Taking over the post from former minister Dimitry Livanov on 19 August,
Olga Vasileva is now appointed Russia’s new Minister of Education and Science.
Vasileva’s
background as a well known
scholar on the relation of government and the orthodox church, and formerly responsible for religious public education in the presidential administration, incited some
concern on a further encroachment of religious doctrine and spiritual reform in the realm of school and higher education. A historian, having taught in the discipline for many years, she is from within the field which hints that her new ministerial engagements potentially will entail a
focus on primary and secondary education. According to the Moscow Times ‘’in her first public appearance, she said her main priority as minister would be to defend the interests of teachers’’.

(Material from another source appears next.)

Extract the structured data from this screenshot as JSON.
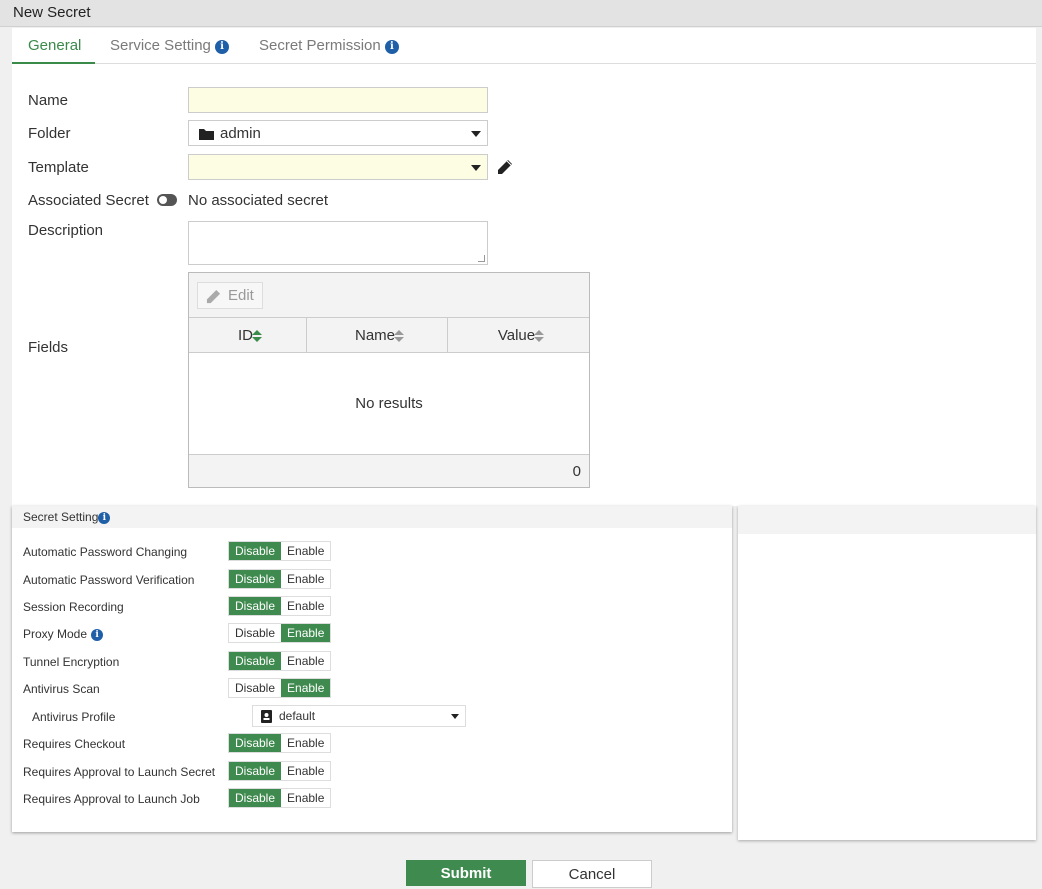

With President Valdimir Putin announcing Vasileva’s appointment, she is the
first woman to take the powerful post of Education and science minister, signifying a first address to long standing gender equality issues in the mainly male dominated realms of government.
Particular
reasons, for former minster Livanov stepping down from the post were not stipulated. Leaving a trail of criticism and controversy, brought about by such moves as reforming the
Russian Academy of Sciences by merging different research institutes of science, medicine and agriculture, accompanied by budgetary cuts, he now is speculated to move on to fill a position in the presidential envoy on economic and trade relations with Ukraine - according to various local news agencies.
The instatement of Russia’s first female minister in charge of education, with strong roots in the Russian Orthodox Church, is reflective of an ongoing search for the country’s identity, where grantedly conservative values have started to move into the forefront – now potentially chaired by discourses in the realm of Russian learning. In light of
identity-disrupting forces that the European project currently faces and fears, rushing to revitalize values and solidarity, an increasing confrontation of Europe’s learning environments with controversial religious lessons is ongoing – spanning the plethora of diverse political groupings that seek to mobilize belief for their agendas and reorganise the relational triangle of state, education and religion.